Buttermilk Müesli Bread
- 2 scant tablespoons (or 2 ¼-ounce packages) active dry yeast
- 1 cup warm water about 110 degrees
- 2 cups warm buttermilk about 110 degrees
- 2 cups dried müesli
- 1 cup coconut palm syrup *
- ¼ cup vegetable oil
- 2 teaspoons salt
- 1 tablespoon grated lemon peel
- 1 cup sorghum flour *
- 4-5 cups unbleached flour
In a large bowl, stir yeast into water to soften.
In a separate bowl or large measuring cup, add buttermilk and müesli - let soak for 5 minutes, then add the coconut palm syrup, vegetable oil, salt and lemon peel.
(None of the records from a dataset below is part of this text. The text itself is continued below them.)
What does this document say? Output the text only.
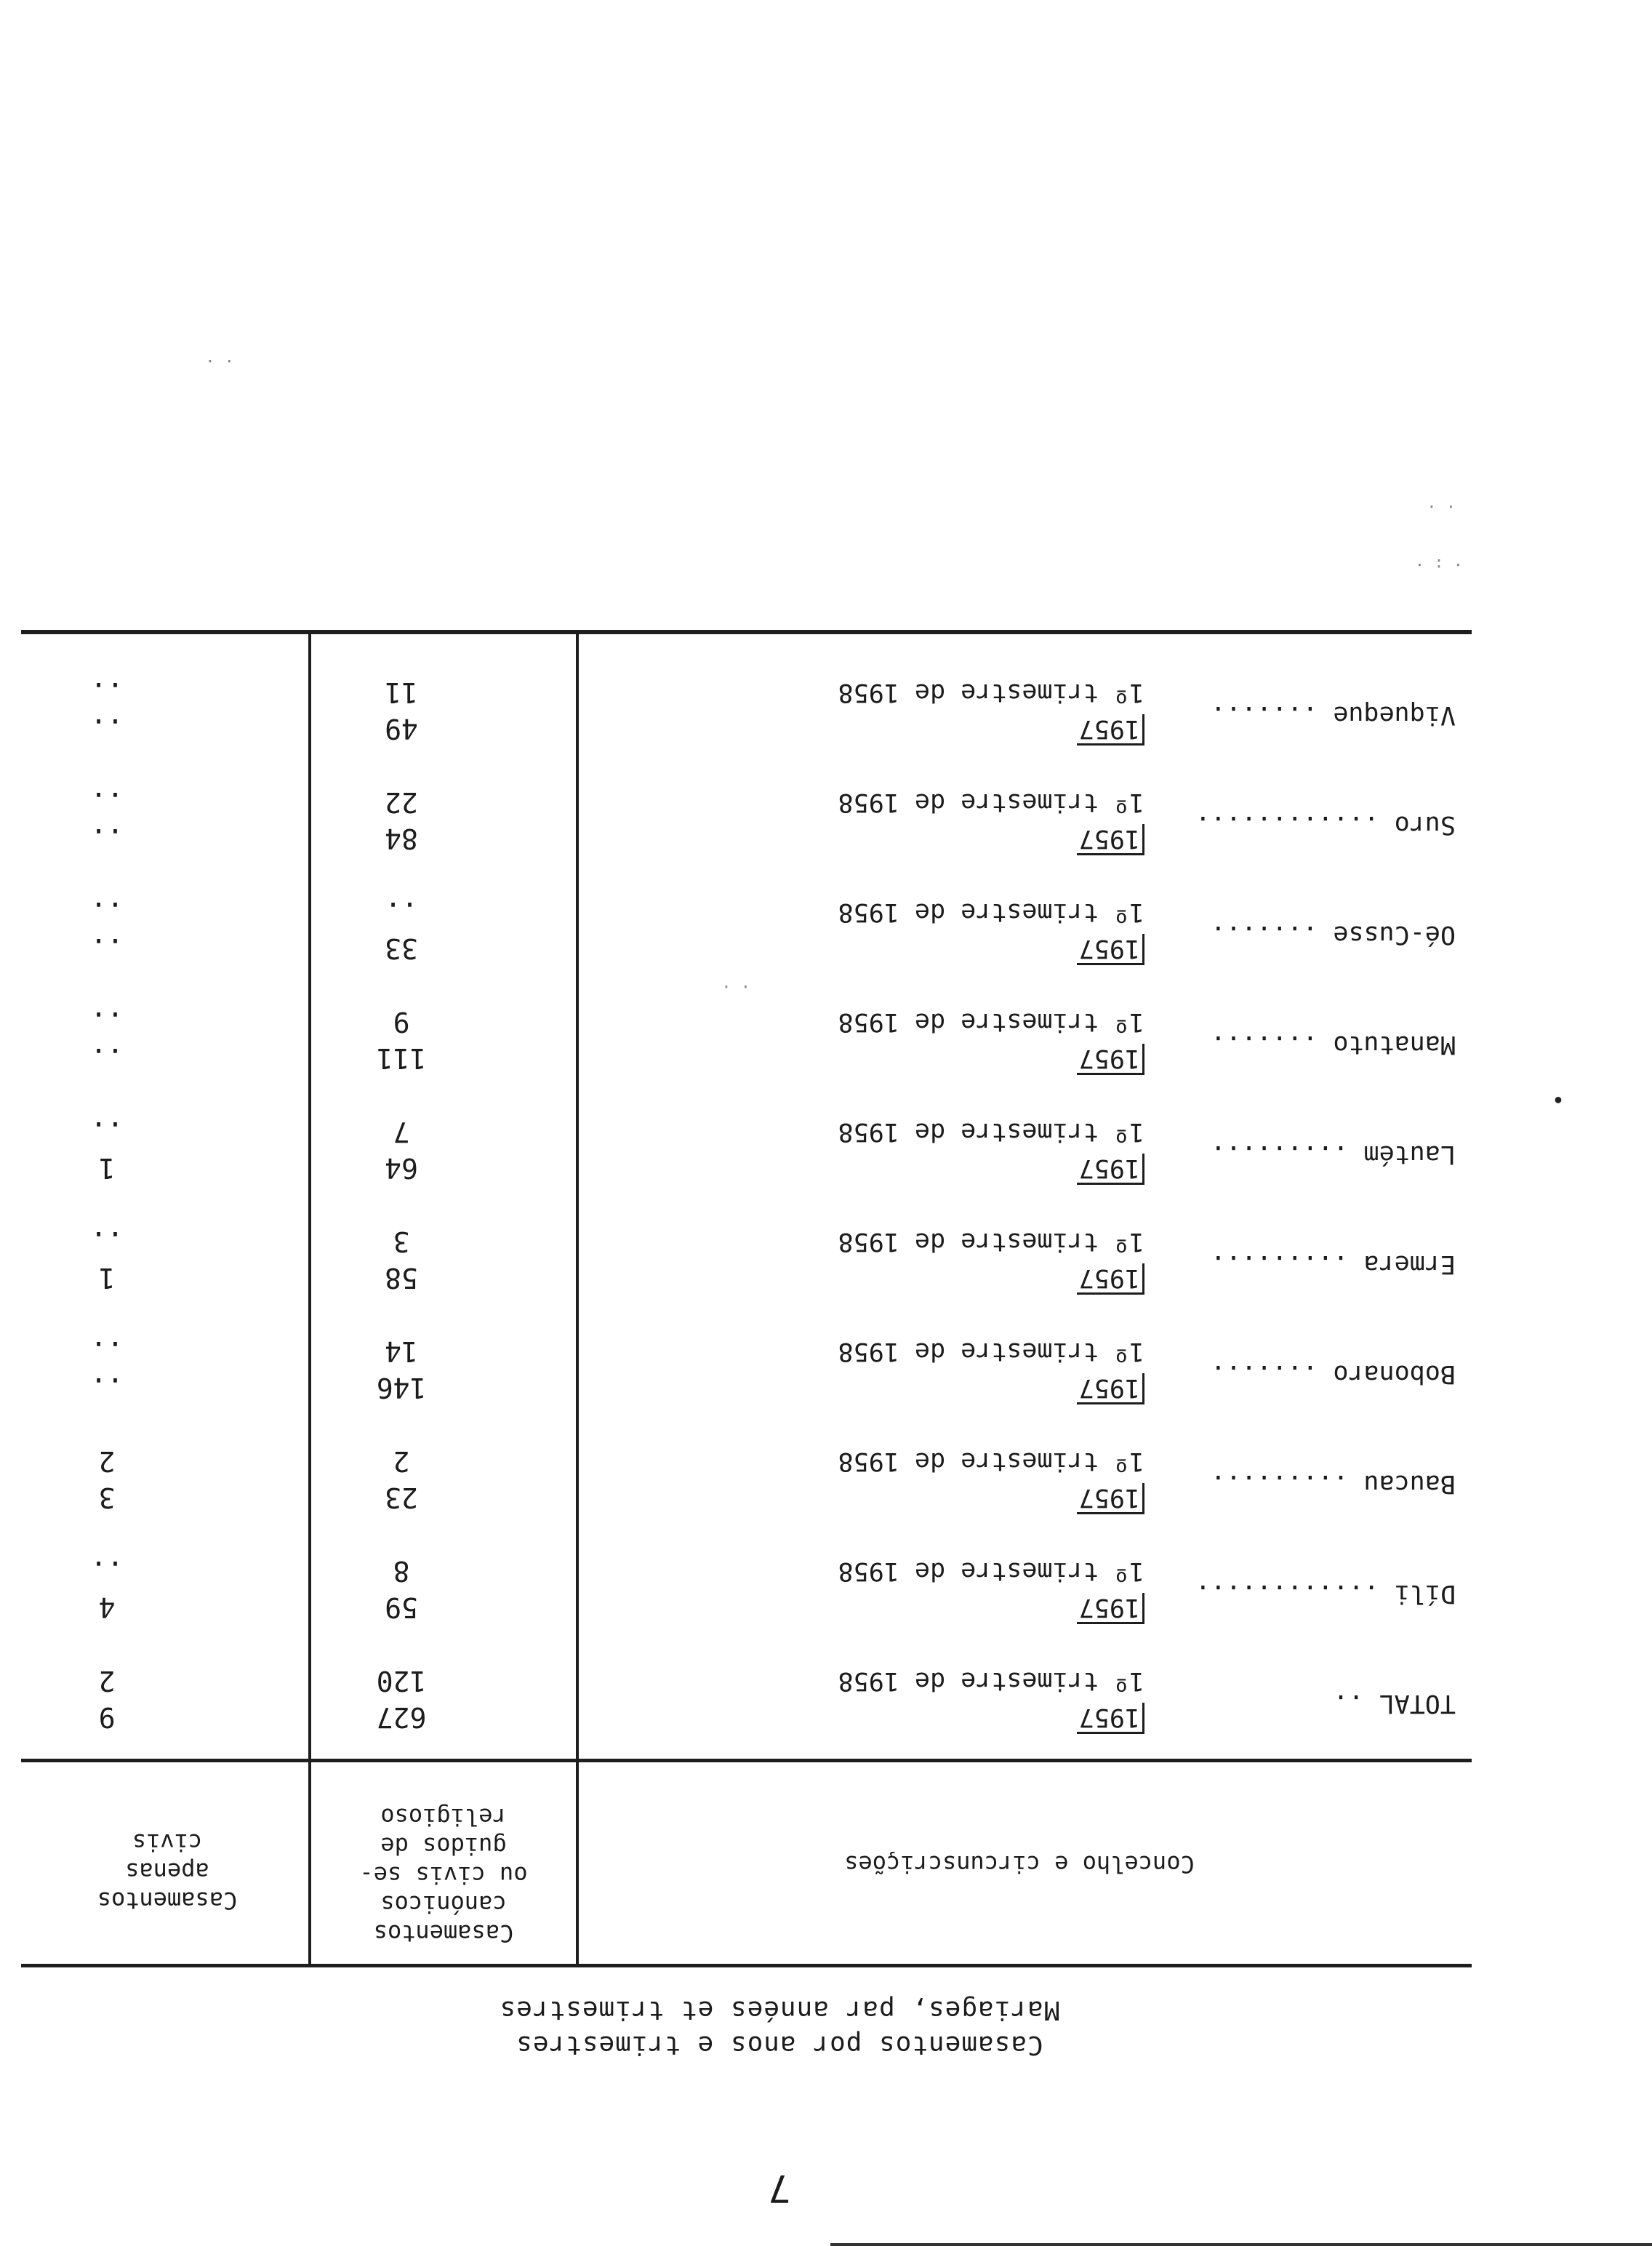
7
Casamentos por anos e trimestres
Mariages, par années et trimestres
Concelho e circunscrições
Casamentos
canónicos
ou civis se-
guidos de
religioso
Casamentos
apenas
civis
TOTAL ..
1957
1º trimestre de 1958
627
120
9
2
Díli ............
1957
1º trimestre de 1958
59
8
4
..
Baucau .........
1957
1º trimestre de 1958
23
2
3
2
Bobonaro .......
1957
1º trimestre de 1958
146
14
..
..
Ermera .........
1957
1º trimestre de 1958
58
3
1
..
Lautém .........
1957
1º trimestre de 1958
64
7
1
..
Manatuto .......
1957
1º trimestre de 1958
111
9
..
..
Oé-Cusse .......
1957
1º trimestre de 1958
33
..
..
..
Suro ............
1957
1º trimestre de 1958
84
22
..
..
Viqueque .......
1957
1º trimestre de 1958
49
11
..
..
· ·
· : ·
· ·
· ·
•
Add the buttermilk and müesli mixture to the yeast. Add the sorghum flour and beat vigorously for two minutes.
Gradually add flour, ¼ cup at a time, until the dough begins to pull away from the side of the bowl.
Turn dough out onto a floured work surface. Knead, adding flour a little at a time, until you have a smooth, elastic dough.
Put dough into an oiled bowl. Turn to coat the entire ball of dough with oil. Cover with a tightly woven towel and let rise until doubled, about one hour.
Turn the dough out onto a lightly oiled work surface and divide in thirds. Shape each third into a loaf and place into well-greased loaf pans. Cover with a tightly woven towel and let rise until almost doubled, about 45 minutes.
About 10 minutes before baking, preheat the oven to 375 degrees.
Just before baking, make several ¼-inch slits across the top of each loaf. For a nice touch, sprinkle the top of each loaf with a light dusting of flour.
Bake for 25 minutes or until the internal temperature of the loaves reaches 190 degrees.
Immediately remove from pans and cool on a rack.
* Okay, confession time. I really love to experiment with flavors. I'm like a renegade kitchen chemist. You don't have to use coconut palm syrup for sweetener - or sorghum flour for that matter. You can use honey and whole wheat flour or whatever you'd like.